"
He would have taken in poor simple Hercules, but 6
that Our Lady of Malaria was there, who left her temple and came alone with
him: all the other gods he had left at Rome. Quoth she, "The fellow's tale
is nothing but lies. I have lived with him all these years, and I tell you,
he was born at Lyons. You behold a fellow-burgess of Marcus. [Footnote:
Reference unknown.] As I say, he was born at the sixteenth milestone from
Vienne, a native Gaul. So of course he took Rome, as a good Gaul ought to
do. I pledge you my word that in Lyons he was born, where Licinus
[Footnote: A Gallic slave, appointed by Augustus Procurator of Gallia
Lugudunensis, when he made himself notorious by his extortions.
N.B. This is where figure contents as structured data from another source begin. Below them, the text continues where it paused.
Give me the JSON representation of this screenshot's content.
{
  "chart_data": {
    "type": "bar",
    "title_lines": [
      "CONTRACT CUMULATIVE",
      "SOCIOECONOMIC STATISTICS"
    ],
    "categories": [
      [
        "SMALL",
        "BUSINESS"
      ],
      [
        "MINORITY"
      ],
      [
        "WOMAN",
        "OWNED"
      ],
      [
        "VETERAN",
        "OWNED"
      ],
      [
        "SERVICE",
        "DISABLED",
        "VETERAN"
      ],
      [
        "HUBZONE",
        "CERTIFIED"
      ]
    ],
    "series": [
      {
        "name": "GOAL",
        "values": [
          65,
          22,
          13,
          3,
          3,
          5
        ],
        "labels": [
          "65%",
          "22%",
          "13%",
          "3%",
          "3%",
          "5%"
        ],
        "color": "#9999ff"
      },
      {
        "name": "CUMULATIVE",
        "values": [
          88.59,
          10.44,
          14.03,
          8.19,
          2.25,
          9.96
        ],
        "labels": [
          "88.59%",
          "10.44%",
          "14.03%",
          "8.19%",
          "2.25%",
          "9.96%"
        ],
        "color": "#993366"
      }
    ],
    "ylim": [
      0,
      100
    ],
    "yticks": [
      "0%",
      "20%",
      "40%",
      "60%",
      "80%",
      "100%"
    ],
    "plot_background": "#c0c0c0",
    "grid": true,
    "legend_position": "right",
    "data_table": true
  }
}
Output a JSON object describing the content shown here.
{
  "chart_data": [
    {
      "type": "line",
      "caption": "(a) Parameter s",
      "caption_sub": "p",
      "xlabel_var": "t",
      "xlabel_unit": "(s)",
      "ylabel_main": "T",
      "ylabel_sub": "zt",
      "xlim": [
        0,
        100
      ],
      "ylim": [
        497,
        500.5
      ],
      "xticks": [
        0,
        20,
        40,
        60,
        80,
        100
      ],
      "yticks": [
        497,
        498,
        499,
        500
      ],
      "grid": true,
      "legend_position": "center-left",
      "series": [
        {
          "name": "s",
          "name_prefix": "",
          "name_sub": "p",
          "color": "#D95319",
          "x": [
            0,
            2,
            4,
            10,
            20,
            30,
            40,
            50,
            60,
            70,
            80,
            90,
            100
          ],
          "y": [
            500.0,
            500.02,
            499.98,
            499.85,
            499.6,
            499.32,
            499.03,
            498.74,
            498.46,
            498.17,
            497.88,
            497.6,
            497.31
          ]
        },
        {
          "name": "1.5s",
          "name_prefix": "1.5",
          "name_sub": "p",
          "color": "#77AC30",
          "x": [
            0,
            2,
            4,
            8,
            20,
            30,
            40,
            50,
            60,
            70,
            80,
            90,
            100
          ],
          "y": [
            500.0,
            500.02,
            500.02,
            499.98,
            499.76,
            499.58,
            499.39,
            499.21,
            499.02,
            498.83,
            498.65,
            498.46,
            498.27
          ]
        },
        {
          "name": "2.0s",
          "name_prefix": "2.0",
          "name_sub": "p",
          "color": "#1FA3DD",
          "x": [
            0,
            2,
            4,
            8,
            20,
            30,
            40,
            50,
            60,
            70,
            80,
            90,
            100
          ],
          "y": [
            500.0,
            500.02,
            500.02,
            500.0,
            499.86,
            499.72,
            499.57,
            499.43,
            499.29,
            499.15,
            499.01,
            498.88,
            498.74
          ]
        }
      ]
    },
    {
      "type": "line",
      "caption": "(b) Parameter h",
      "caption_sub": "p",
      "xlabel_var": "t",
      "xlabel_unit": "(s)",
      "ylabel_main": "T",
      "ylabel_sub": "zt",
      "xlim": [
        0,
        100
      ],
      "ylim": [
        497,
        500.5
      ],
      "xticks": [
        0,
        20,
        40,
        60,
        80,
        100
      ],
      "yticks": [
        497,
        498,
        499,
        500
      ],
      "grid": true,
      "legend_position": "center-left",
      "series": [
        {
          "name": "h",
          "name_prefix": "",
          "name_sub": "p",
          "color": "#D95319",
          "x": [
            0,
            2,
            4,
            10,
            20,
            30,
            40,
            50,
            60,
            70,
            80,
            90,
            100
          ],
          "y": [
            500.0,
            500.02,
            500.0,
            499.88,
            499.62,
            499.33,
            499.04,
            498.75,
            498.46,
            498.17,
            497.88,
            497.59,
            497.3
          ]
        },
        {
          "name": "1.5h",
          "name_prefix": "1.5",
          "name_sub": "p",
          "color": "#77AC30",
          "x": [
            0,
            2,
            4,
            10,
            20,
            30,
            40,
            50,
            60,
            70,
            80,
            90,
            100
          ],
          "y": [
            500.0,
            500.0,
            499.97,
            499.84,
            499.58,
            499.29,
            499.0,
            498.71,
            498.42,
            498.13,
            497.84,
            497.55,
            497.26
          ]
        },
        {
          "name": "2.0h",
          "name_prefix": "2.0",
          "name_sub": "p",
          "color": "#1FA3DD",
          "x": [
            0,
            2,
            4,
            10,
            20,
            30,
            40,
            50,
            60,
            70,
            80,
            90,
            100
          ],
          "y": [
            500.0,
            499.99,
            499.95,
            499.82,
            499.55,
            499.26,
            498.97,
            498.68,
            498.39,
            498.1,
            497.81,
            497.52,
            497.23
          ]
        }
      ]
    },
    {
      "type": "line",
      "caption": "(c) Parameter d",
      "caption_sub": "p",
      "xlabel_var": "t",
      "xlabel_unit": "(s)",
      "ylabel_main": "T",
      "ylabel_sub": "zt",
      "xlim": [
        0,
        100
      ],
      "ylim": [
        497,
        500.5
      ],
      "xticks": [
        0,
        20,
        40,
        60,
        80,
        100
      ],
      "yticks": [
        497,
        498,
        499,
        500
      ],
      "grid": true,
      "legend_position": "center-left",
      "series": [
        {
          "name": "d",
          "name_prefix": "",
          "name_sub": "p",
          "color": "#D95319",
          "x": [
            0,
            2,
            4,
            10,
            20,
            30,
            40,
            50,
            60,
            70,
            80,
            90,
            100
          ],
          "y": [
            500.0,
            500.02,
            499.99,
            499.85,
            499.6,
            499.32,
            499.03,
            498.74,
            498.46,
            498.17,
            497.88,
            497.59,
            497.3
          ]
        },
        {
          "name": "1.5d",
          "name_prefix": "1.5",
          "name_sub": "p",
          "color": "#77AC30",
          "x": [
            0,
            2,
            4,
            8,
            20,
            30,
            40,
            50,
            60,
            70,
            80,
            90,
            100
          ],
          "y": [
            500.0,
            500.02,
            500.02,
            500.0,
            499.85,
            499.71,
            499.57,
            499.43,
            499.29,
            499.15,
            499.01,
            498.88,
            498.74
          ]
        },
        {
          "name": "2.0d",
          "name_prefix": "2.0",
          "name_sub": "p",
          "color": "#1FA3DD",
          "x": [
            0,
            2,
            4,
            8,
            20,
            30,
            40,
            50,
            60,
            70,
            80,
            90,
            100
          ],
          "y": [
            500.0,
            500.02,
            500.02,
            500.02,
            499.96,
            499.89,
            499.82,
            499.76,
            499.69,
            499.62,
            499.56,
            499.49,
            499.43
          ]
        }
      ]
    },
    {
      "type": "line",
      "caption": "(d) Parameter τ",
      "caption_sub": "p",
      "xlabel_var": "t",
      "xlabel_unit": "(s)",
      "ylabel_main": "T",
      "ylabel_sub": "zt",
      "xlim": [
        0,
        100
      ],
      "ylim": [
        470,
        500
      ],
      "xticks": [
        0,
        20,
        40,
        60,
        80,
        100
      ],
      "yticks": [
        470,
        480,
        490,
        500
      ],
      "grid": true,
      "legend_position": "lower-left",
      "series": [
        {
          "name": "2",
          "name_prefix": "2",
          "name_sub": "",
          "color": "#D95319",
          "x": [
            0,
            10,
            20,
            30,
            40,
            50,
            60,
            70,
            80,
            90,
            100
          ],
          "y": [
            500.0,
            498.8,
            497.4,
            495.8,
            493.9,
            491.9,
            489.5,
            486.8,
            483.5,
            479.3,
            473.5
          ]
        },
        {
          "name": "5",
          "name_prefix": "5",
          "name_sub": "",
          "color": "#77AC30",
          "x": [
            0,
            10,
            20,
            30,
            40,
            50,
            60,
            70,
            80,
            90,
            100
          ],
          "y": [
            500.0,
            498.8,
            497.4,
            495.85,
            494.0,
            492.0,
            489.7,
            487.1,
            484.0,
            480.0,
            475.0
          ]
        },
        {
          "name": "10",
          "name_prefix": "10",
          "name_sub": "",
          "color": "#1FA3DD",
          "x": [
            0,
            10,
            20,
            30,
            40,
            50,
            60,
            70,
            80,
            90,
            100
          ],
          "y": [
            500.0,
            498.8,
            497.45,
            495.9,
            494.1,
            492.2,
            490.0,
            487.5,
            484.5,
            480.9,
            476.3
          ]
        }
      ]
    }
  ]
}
See Dion
Cass. liv, 21.] was king so many years. But you that have trudged over more
roads than any muleteer that plies for hire, you must have come across the
people of Lyons, and you must know that it is a far cry from Xanthus to the
Rhone." At this point Claudius flared up, and expressed his wrath with as
big a growl as he could manage. What he said nobody understood; as a matter
of fact, he was ordering my lady of Fever to be taken away, and making that
sign with his trembling hand (which was always steady enough for that, if
for nothing else) by which he used to decapitate men.